The first order reaction is completed 90% in 40 minutes. Calculate its half-life period. (log 10 =1)

Answer 1

Hint:In first order reaction the reaction rate is dependent upon only one reactant. The formula used for calculating the rate constant is \[K = \dfrac{{2.303}}{t}\log \dfrac{a}{{a - x}}\], where K is rate constant, t is time, a is initial concentration.

Complete step by step answer:
Given,
90% reaction is completed in 40 minutes.
log 10 = 1
The reaction is said as a first order reaction when the reaction rate depends on the concentration of only one reactant.

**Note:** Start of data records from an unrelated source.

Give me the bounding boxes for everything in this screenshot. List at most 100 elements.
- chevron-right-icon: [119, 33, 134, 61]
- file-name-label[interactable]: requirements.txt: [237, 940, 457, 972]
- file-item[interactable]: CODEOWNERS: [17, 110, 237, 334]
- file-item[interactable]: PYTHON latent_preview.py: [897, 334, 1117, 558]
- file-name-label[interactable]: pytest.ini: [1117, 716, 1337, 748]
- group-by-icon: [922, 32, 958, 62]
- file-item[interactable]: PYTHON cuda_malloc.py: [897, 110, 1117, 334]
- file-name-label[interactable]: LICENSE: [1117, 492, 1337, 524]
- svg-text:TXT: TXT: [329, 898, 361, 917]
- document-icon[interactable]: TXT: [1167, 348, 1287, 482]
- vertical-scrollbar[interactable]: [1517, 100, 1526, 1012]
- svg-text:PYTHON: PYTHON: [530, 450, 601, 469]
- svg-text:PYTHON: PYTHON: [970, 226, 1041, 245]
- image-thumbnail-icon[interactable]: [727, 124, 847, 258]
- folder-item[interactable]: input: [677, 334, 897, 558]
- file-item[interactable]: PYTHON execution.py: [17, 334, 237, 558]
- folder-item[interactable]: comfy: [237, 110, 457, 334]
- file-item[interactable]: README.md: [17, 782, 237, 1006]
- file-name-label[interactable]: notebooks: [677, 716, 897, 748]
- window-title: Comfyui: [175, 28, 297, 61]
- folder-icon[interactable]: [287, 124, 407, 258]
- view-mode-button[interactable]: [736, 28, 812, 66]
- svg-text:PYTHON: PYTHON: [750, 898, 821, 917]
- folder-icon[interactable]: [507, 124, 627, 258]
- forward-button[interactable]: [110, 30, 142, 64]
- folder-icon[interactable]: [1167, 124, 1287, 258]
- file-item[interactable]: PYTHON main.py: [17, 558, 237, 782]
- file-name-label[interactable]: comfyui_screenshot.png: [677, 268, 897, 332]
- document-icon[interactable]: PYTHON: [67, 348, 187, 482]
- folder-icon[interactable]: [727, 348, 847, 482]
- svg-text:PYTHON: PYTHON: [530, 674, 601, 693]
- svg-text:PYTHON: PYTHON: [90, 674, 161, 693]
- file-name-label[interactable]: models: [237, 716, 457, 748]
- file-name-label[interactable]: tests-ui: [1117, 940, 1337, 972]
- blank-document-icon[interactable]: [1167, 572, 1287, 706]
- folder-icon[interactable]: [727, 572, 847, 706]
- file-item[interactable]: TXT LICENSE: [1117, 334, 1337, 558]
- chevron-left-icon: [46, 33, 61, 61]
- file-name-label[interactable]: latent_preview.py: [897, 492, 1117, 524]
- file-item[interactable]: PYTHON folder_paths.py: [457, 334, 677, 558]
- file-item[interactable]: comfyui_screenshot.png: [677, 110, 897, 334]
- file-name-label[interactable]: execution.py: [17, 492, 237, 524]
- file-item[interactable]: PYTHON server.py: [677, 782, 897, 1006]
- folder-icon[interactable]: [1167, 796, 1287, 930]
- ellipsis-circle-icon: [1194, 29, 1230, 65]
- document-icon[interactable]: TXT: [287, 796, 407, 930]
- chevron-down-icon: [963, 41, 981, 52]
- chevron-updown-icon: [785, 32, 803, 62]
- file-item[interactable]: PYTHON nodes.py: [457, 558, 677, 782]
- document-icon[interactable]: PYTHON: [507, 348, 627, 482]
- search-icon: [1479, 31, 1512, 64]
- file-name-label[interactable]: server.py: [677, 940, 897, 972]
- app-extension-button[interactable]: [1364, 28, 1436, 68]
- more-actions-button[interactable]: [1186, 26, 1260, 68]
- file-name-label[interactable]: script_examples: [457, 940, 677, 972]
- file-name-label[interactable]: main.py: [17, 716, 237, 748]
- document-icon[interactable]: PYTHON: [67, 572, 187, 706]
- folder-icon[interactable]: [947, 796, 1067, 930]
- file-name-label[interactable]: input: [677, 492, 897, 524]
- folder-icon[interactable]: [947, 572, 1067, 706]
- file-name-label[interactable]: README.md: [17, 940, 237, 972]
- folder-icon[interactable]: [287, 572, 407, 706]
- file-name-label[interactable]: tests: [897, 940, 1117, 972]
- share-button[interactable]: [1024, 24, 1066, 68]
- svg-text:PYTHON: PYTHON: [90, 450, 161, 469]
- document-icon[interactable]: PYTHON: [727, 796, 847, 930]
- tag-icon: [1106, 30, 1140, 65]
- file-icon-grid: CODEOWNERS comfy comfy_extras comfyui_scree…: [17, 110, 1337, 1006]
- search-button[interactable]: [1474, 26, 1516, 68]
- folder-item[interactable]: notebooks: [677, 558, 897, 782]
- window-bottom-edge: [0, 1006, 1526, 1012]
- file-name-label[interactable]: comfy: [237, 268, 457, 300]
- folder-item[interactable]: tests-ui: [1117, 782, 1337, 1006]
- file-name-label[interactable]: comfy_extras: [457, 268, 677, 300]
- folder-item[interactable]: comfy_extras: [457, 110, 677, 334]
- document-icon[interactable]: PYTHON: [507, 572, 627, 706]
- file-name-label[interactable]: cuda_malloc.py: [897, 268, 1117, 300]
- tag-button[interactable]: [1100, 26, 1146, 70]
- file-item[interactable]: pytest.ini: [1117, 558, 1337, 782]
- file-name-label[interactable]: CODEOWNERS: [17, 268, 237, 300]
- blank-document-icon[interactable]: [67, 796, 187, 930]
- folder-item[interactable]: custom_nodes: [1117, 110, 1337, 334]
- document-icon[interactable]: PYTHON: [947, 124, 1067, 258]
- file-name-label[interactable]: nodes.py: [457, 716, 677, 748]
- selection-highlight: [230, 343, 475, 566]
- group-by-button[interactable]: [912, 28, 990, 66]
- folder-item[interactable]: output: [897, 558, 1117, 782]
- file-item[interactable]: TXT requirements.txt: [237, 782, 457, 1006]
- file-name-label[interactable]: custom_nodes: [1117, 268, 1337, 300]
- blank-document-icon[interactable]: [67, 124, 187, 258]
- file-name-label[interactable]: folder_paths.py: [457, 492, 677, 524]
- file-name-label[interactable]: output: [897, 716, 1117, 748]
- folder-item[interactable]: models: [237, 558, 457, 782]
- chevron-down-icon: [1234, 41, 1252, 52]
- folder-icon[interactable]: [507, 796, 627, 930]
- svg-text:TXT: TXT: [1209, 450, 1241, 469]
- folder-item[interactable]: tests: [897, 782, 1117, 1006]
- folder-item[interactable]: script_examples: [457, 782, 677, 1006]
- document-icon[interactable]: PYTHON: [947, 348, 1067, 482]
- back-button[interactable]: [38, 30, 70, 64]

The unit referring the first order reaction is ${s^{ - 1}}$.
The rate constant for the first order reaction is given by the formula as shown below.
\[K = \dfrac{{2.303}}{t}\log \dfrac{a}{{a - x}}\]
Where,
K is the rate constant.
t is the time
$a$ is the initial concentration.
$a - x$ is the left out concentration.
Let, the initial concentration be 100.
Substitute the values in above equation
\[ \Rightarrow K = \dfrac{{2.303}}{{40}}\log \dfrac{{100}}{{100 - 90}}\]
\[ \Rightarrow K = \dfrac{{2.303}}{{40}}\log \dfrac{{100}}{{10}}\]
And hence on solving we have,
\[ \Rightarrow K = \dfrac{{2.303}}{{40}}\log 10\]
\[ \Rightarrow K = \dfrac{{2.303}}{{40}} \times 1\]
Now on doing the simplification, we have
\[ \Rightarrow K = 5.757 \times {10^{ - 2}}{\min ^{ - 1}}\]
Thus, the rate constant value of first order reaction is \[5.757 \times {10^{ - 2}}{\min ^{ - 1}}\].
The half-life of the reaction is defined as the time required to decrease the amount of reactant consumed by one half.
The half-life of first order reaction is given as shown below.
\[{t_{1/2}} = \dfrac{{0.693}}{k}\]
Where,
K is the rate constant.
To calculate the half-life of first order reaction, substitute the value of K in the equation.
\[ \Rightarrow {t_{1/2}} = \dfrac{{0.693}}{{5.757 \times {{10}^{ - 2}}}}\]
\[ \Rightarrow {t_{1/2}} = 10.3\min \]
Thus, the half-life of first order reaction is 10.3 min.

Note:
As the half-life of first order reaction is inversely proportional to the rate constant. So, for a shorter half-life, the reaction will be fast and the rate constant value will be larger. For, longer value of half-life the reaction will be slow and the rate constant value will be low.